Department of Cardiology, Robert-Bosch-Medical Center, Auerbachstrasse 110, Stuttgart, Germany.
J Am Coll Cardiol. 2012 May 1;59(18):1604-15. doi: 10.1016/j.jacc.2012.01.007. Epub 2012 Feb 22.
This study sought to evaluate the long-term mortality in patients with viral myocarditis, and to establish the prognostic value of various clinical, functional, and cardiovascular magnetic resonance (CMR) parameters.
Long-term mortality of viral myocarditis, as well as potential risk factors for poor clinical outcome, are widely unknown.
A total of 222 consecutive patients with biopsy-proven viral myocarditis and CMR were enrolled.

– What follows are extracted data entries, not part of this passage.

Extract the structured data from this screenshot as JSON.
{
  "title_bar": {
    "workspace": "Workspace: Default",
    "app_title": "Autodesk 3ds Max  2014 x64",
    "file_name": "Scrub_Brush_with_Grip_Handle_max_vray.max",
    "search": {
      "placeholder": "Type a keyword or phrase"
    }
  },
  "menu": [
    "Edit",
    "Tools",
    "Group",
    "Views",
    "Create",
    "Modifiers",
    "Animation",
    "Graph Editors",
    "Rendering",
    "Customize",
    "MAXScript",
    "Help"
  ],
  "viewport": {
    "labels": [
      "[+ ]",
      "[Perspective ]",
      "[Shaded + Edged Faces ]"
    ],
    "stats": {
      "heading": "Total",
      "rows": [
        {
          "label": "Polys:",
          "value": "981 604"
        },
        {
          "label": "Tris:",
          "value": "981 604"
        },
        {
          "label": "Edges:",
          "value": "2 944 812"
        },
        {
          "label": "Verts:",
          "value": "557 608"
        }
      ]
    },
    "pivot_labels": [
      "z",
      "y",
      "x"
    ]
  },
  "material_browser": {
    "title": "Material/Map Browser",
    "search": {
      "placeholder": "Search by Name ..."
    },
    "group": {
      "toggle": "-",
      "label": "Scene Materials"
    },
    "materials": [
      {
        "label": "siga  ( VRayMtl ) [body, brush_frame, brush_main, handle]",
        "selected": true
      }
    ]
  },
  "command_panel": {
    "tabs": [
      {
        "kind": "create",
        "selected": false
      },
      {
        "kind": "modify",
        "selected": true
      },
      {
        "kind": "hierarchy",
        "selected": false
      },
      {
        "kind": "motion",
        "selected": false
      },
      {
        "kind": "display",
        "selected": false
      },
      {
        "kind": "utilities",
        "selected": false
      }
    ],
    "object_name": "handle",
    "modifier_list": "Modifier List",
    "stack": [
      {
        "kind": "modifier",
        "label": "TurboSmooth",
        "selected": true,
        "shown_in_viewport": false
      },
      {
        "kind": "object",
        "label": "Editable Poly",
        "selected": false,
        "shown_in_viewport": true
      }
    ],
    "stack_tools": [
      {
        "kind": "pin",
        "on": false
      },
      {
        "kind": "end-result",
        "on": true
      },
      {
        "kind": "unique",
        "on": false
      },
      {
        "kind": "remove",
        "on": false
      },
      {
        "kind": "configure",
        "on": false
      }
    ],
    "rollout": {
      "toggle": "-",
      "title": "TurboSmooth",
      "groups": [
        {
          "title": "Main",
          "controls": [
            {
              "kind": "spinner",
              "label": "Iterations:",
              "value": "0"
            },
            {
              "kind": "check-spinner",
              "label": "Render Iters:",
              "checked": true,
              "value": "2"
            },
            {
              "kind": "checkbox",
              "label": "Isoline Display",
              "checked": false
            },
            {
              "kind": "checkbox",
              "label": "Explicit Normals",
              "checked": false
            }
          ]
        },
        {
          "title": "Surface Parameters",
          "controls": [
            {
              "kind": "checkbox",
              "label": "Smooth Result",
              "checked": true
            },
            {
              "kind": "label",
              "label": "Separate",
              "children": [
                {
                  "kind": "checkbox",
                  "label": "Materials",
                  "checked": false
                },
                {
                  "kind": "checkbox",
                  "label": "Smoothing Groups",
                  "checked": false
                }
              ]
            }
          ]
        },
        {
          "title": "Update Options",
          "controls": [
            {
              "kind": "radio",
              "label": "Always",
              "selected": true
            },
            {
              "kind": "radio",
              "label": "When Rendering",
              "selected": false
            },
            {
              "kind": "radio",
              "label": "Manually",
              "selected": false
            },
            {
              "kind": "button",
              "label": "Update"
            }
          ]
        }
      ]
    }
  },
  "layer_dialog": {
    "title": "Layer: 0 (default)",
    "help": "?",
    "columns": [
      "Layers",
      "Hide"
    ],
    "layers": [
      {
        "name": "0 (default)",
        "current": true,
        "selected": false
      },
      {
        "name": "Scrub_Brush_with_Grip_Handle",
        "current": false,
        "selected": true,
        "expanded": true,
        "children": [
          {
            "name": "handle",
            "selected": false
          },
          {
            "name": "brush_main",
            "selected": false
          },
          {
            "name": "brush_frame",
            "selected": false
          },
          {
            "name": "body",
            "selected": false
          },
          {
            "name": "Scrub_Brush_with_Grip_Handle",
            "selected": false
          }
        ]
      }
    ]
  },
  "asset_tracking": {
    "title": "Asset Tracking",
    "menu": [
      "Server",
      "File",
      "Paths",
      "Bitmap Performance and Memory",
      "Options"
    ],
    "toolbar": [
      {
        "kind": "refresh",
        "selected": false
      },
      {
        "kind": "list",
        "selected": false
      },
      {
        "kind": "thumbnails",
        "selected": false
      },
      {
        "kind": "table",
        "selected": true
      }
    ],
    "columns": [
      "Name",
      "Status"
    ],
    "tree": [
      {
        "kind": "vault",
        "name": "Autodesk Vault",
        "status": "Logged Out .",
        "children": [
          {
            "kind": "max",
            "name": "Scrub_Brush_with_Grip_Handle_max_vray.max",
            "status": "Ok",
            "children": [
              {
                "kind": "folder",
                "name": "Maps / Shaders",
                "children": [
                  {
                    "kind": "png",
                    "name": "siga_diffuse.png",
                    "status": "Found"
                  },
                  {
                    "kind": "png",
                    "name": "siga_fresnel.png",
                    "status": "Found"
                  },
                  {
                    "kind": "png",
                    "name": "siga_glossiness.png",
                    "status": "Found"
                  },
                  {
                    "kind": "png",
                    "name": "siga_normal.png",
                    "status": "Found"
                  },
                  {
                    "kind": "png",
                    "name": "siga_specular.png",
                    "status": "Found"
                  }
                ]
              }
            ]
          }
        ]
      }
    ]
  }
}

A total of 203 patients were available for clinical follow-up, and 77 patients underwent additional follow-up CMR. The median follow-up was 4.7 years. Primary endpoints were all-cause mortality and cardiac mortality.
We found a relevant long-term mortality in myocarditis patients (19.2% all cause, 15% cardiac, and 9.9% sudden cardiac death [SCD]). The presence of late gadolinium enhancement (LGE) yields a hazard ratio of 8.4 for all-cause mortality and 12.8 for cardiac mortality, independent of clinical symptoms. This is superior to parameters like left ventricular (LV) ejection fraction, LV end-diastolic volume, or New York Heart Association (NYHA) functional class, yielding hazard ratios between 1.0 and 3.2 for all-cause mortality and between 1.0 and 2.2 for cardiac mortality. No patient without LGE experienced SCD, even if the LV was enlarged and impaired. When focusing on the subgroup undergoing follow-up CMR, we found an initial NYHA functional class >I as the best independent predictor for incomplete recovery (p = 0.03).
Among our population with a wide range of clinical symptoms, biopsy-proven viral myocarditis is associated with a long-term mortality of up to 19.2% in 4.7 years. In addition, the presence of LGE is the best independent predictor of all-cause mortality and of cardiac mortality. Furthermore, initial presentation with heart failure may be a good predictor of incomplete long-term recovery.
本研究旨在评估病毒性心肌炎患者的长期死亡率,并确定各种临床、功能和心血管磁共振(CMR)参数的预后价值。
病毒性心肌炎的长期死亡率以及临床预后不良的潜在危险因素尚不清楚。
共纳入 222 例经活检证实的病毒性心肌炎和 CMR 患者。共有 203 例患者可进行临床随访,77 例患者进行了额外的随访 CMR。中位随访时间为 4.7 年。主要终点为全因死亡率和心脏死亡率。
我们发现心肌炎患者存在较高的长期死亡率(19.2%为全因死亡,15%为心脏死亡,9.9%为猝死[SCD])。迟发钆增强(LGE)的存在使全因死亡率的危险比为 8.4,心脏死亡率的危险比为 12.8,独立于临床症状。这优于左心室(LV)射血分数、LV 舒张末期容积或纽约心脏协会(NYHA)功能分级等参数,全因死亡率的危险比为 1.0 至 3.2,心脏死亡率的危险比为 1.0 至 2.2。没有 LGE 的患者即使 LV 扩大和功能受损也不会发生 SCD。当关注接受随访 CMR 的亚组时,我们发现初始 NYHA 功能分级>I 是不完全恢复的最佳独立预测因子(p = 0.03)。
在我们具有广泛临床症状的人群中,经活检证实的病毒性心肌炎在 4.7 年内的长期死亡率高达 19.2%。此外,LGE 的存在是全因死亡率和心脏死亡率的最佳独立预测因子。此外,心力衰竭的初始表现可能是不完全长期恢复的良好预测因子。